Data from: Long term on-farm participatory maize breeding by stratified mass selection retains molecular diversity while improving agronomic performance
Alves, Mara Lisa et al. (2017), Data from: Long term on-farm participatory maize breeding by stratified mass selection retains molecular diversity while improving agronomic performance, Dryad, Dataset, https://doi.org/10.5061/dryad.nb320
Modern maize breeding programs gave rise to genetically uniform varieties that can affect maize's capacity to cope with increasing climate unpredictability. Maize populations, genetically more heterogeneous, can evolve and better adapt to a broader range of edaphic-climatic conditions.
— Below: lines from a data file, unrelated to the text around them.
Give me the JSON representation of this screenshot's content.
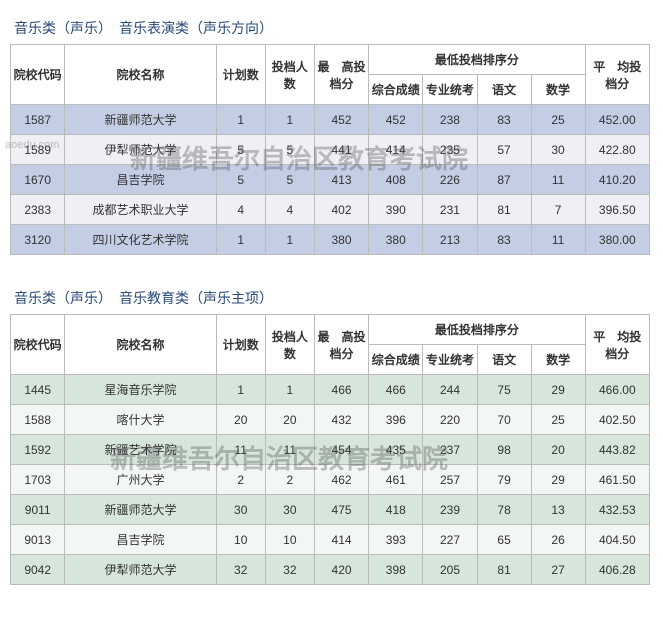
{
  "section1": {
    "title": "音乐类（声乐）　音乐表演类（声乐方向）",
    "headers": {
      "code": "院校代码",
      "name": "院校名称",
      "plan": "计划数",
      "filed": "投档人数",
      "maxscore": "最　高投档分",
      "lowest_group": "最低投档排序分",
      "comp": "综合成绩",
      "major": "专业统考",
      "chinese": "语文",
      "math": "数学",
      "avg": "平　均投档分"
    },
    "rows": [
      {
        "code": "1587",
        "name": "新疆师范大学",
        "plan": "1",
        "filed": "1",
        "max": "452",
        "comp": "452",
        "major": "238",
        "chinese": "83",
        "math": "25",
        "avg": "452.00"
      },
      {
        "code": "1589",
        "name": "伊犁师范大学",
        "plan": "5",
        "filed": "5",
        "max": "441",
        "comp": "414",
        "major": "235",
        "chinese": "57",
        "math": "30",
        "avg": "422.80"
      },
      {
        "code": "1670",
        "name": "昌吉学院",
        "plan": "5",
        "filed": "5",
        "max": "413",
        "comp": "408",
        "major": "226",
        "chinese": "87",
        "math": "11",
        "avg": "410.20"
      },
      {
        "code": "2383",
        "name": "成都艺术职业大学",
        "plan": "4",
        "filed": "4",
        "max": "402",
        "comp": "390",
        "major": "231",
        "chinese": "81",
        "math": "7",
        "avg": "396.50"
      },
      {
        "code": "3120",
        "name": "四川文化艺术学院",
        "plan": "1",
        "filed": "1",
        "max": "380",
        "comp": "380",
        "major": "213",
        "chinese": "83",
        "math": "11",
        "avg": "380.00"
      }
    ],
    "row_odd_class": "row-odd-blue",
    "row_even_class": "row-even-blue"
  },
  "section2": {
    "title": "音乐类（声乐）　音乐教育类（声乐主项）",
    "headers": {
      "code": "院校代码",
      "name": "院校名称",
      "plan": "计划数",
      "filed": "投档人数",
      "maxscore": "最　高投档分",
      "lowest_group": "最低投档排序分",
      "comp": "综合成绩",
      "major": "专业统考",
      "chinese": "语文",
      "math": "数学",
      "avg": "平　均投档分"
    },
    "rows": [
      {
        "code": "1445",
        "name": "星海音乐学院",
        "plan": "1",
        "filed": "1",
        "max": "466",
        "comp": "466",
        "major": "244",
        "chinese": "75",
        "math": "29",
        "avg": "466.00"
      },
      {
        "code": "1588",
        "name": "喀什大学",
        "plan": "20",
        "filed": "20",
        "max": "432",
        "comp": "396",
        "major": "220",
        "chinese": "70",
        "math": "25",
        "avg": "402.50"
      },
      {
        "code": "1592",
        "name": "新疆艺术学院",
        "plan": "11",
        "filed": "11",
        "max": "454",
        "comp": "435",
        "major": "237",
        "chinese": "98",
        "math": "20",
        "avg": "443.82"
      },
      {
        "code": "1703",
        "name": "广州大学",
        "plan": "2",
        "filed": "2",
        "max": "462",
        "comp": "461",
        "major": "257",
        "chinese": "79",
        "math": "29",
        "avg": "461.50"
      },
      {
        "code": "9011",
        "name": "新疆师范大学",
        "plan": "30",
        "filed": "30",
        "max": "475",
        "comp": "418",
        "major": "239",
        "chinese": "78",
        "math": "13",
        "avg": "432.53"
      },
      {
        "code": "9013",
        "name": "昌吉学院",
        "plan": "10",
        "filed": "10",
        "max": "414",
        "comp": "393",
        "major": "227",
        "chinese": "65",
        "math": "26",
        "avg": "404.50"
      },
      {
        "code": "9042",
        "name": "伊犁师范大学",
        "plan": "32",
        "filed": "32",
        "max": "420",
        "comp": "398",
        "major": "205",
        "chinese": "81",
        "math": "27",
        "avg": "406.28"
      }
    ],
    "row_odd_class": "row-odd-green",
    "row_even_class": "row-even-green"
  },
  "watermark_text": "新疆维吾尔自治区教育考试院",
  "small_watermark": "aoedu.com",
  "col_widths": {
    "code": 50,
    "name": 150,
    "plan": 45,
    "filed": 45,
    "max": 50,
    "comp": 50,
    "major": 50,
    "chinese": 50,
    "math": 50,
    "avg": 60
  }
}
These populations usually suffer from low yields; it is therefore desirable to improve their agronomic performance while maintaining their valuable diversity levels. With this objective, a long-term participatory breeding/on-farm conservation program was established in Portugal. In this program maize populations were subject to stratified mass selection. The current work aims to estimate the effect of on-farm stratified mass selection on the agronomic performance, quality, and molecular diversity of two historical maize populations. Multi-location field trials, comparing the initial populations with the derived selection cycles, showed that this selection methodology led to agronomic improvement for one of the populations. The molecular diversity analysis, using microsatellites, revealed that overall genetic diversity in both populations was maintained throughout selection. The comparison of quality parameters between the initial populations and the derived selection cycles was done using kernel from a common garden experiment. This analysis showed that the majority of the quality traits evaluated progressed erratically over time. In conclusion, this breeding approach, through simple and low-cost methodologies, proved to be an alternative strategy for genetic resources’ on-farm conservation.